The Indian government yesterday also decided to split the state into two federal territories, one formed by Jammu and Kashmir, and the other consisting of the enclave of Ladakh, citing internal security considerations.
India’s interior ministry ordered all states to put security forces on “maximum alert” to maintain public order and quash the spread of any rumours.
Ram Madhav, general secretary of Modi’s BJP, hailed the government’s actions as ushering in a “glorious day”. In Modi’s western home state of Gujarat, people shouted slogans of support on the streets.
In Pakistani-controlled areas of the region, however, there was anger at India, with protests extending to the capital, Islamabad and the southern commercial centre of Karachi.
In Muzaffarabad, 45 km from the two countries’ contested border, dozens of protesters held black flags and burnt car tyres, chanting “Down with India”.
WHAT IS ARTICLE 370?
Article 370 gave Jammu and Kashmir state a special position in India’s union.
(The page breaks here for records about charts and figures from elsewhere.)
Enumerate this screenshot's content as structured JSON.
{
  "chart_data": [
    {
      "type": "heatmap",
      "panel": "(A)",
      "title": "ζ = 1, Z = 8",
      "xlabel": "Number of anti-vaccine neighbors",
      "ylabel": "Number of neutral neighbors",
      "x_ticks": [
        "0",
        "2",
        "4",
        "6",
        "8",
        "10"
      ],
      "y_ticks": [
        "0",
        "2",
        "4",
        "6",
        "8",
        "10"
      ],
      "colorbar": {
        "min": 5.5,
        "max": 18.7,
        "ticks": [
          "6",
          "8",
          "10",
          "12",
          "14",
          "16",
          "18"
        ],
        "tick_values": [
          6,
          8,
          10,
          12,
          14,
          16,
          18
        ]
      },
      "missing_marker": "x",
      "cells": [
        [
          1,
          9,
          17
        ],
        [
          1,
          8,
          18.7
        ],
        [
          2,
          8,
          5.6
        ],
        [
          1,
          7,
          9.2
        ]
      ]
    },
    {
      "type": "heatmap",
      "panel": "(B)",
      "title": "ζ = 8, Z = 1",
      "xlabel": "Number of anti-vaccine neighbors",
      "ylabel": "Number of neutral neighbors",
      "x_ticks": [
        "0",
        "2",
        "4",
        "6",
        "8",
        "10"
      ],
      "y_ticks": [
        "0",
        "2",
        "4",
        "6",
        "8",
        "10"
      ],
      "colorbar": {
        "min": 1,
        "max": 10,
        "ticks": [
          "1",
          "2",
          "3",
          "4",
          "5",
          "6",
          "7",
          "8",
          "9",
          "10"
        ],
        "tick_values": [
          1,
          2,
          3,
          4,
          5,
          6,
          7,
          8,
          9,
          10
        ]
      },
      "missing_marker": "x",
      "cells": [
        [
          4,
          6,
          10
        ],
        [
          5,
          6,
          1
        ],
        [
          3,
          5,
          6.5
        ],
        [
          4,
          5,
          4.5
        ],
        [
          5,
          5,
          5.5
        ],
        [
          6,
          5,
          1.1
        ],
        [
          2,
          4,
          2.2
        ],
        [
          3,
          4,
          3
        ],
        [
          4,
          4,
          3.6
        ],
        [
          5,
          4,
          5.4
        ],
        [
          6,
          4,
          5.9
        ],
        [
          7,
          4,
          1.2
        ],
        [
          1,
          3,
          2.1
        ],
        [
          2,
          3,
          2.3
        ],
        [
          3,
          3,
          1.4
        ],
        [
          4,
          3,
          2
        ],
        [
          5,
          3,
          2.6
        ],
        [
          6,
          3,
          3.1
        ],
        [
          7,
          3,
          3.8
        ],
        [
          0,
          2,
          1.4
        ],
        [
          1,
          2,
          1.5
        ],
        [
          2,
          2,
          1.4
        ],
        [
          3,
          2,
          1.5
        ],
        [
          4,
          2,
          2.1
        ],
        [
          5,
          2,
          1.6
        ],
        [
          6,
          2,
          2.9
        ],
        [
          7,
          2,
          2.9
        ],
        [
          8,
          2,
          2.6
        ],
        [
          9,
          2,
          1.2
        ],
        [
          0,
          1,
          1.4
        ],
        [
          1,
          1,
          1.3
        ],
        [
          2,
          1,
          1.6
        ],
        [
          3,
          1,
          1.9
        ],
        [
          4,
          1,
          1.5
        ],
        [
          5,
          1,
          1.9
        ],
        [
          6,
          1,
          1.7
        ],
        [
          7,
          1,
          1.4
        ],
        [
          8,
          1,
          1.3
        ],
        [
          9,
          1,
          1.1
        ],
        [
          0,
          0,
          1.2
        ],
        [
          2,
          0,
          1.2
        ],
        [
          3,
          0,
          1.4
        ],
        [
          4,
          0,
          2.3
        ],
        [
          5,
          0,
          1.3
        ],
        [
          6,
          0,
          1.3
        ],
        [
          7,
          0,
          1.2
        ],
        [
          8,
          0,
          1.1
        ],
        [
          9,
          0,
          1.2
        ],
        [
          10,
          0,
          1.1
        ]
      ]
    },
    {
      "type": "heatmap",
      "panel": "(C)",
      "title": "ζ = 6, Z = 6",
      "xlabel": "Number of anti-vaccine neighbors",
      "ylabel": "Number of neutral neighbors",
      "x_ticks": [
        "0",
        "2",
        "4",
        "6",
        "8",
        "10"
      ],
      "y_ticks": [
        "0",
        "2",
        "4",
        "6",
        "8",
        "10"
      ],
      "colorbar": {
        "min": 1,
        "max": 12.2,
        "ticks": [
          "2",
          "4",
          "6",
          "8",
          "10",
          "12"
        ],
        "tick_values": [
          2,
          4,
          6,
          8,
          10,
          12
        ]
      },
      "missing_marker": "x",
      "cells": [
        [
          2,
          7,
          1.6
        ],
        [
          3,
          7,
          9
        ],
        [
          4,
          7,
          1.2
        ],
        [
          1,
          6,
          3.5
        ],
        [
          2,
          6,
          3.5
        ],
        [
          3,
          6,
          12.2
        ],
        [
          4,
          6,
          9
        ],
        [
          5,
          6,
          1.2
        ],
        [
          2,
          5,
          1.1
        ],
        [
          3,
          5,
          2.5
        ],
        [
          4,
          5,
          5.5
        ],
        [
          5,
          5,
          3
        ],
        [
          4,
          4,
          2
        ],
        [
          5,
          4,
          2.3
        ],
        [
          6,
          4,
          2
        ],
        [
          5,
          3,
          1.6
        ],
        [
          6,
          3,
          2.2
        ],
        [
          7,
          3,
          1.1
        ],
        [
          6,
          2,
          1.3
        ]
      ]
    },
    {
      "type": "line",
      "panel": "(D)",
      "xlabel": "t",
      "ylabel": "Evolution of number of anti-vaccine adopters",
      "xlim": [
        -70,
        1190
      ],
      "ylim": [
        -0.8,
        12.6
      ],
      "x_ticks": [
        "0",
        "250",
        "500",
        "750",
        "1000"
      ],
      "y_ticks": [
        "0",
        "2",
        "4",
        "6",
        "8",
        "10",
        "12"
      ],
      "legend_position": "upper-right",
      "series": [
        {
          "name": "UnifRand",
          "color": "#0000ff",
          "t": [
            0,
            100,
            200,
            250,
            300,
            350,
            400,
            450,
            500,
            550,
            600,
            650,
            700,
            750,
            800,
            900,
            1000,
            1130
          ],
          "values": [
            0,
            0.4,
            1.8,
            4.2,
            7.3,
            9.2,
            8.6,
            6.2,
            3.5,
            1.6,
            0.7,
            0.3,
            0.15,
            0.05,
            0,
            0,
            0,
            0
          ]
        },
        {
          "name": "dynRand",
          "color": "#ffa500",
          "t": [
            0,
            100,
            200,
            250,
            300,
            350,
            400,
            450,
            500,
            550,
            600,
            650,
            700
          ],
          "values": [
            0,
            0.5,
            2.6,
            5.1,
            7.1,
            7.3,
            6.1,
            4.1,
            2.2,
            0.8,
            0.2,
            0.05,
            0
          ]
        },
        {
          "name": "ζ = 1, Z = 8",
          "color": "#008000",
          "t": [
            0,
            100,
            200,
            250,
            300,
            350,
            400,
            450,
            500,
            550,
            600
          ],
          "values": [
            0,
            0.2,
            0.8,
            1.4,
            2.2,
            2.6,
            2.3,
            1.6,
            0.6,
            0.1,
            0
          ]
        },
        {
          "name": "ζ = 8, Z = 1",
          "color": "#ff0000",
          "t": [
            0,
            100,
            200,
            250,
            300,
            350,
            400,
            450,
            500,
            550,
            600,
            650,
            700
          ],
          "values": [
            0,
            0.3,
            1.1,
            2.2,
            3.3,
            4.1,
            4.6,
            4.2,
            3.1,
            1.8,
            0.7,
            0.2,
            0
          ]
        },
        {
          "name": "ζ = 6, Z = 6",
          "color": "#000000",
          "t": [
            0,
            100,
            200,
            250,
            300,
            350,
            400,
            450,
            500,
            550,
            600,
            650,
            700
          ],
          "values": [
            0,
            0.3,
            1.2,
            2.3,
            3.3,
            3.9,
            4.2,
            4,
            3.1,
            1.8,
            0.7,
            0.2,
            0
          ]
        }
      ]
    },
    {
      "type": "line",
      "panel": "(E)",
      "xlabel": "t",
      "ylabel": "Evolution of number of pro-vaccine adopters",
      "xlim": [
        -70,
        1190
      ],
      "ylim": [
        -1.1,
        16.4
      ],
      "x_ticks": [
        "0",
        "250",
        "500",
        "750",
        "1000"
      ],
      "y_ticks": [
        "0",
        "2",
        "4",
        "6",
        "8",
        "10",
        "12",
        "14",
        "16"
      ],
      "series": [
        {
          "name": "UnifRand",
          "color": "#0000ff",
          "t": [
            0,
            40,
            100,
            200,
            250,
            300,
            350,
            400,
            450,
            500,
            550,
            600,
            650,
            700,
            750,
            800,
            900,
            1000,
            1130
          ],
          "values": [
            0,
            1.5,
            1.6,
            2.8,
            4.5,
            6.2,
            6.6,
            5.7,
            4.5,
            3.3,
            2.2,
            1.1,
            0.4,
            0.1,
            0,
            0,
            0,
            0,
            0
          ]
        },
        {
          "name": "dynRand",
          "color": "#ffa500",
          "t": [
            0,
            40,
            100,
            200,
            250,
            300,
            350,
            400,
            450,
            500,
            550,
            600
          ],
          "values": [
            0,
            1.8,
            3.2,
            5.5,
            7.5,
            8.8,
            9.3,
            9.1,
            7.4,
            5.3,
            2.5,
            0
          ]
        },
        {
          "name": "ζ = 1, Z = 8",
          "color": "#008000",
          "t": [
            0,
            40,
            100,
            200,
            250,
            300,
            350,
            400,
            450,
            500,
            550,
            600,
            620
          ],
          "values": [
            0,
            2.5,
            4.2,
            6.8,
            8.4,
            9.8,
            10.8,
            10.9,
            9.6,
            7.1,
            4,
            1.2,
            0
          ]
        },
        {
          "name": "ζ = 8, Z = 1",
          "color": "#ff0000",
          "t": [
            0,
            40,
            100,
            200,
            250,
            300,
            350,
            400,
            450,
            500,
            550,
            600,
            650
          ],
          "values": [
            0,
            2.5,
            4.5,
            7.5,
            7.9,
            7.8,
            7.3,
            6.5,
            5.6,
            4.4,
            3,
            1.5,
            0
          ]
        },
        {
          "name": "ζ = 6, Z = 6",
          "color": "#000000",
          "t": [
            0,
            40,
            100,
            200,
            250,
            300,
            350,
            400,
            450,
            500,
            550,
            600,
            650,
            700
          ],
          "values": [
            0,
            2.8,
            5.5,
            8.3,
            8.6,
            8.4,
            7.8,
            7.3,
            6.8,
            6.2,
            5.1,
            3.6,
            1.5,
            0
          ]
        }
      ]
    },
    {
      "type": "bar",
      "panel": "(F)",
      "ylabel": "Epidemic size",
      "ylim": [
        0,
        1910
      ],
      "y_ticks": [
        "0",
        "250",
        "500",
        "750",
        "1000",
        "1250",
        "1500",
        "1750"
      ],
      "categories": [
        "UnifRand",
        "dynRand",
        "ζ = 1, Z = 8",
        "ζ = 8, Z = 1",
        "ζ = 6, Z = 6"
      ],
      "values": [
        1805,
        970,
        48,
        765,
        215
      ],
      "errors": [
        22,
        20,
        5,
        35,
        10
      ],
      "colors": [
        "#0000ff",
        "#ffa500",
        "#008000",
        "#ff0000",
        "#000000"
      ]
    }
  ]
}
The provision gave Kashmir’s assembly the power to vet national laws passed by New Delhi. It also gave the state a separate constitution and a flag. Under the provision, Indians outside the state were blocked from permanently settling, buying land, holding local government jobs and securing education scholarships. Under the changed status, the region will now be governed by the laws applicable to other Indian citizens.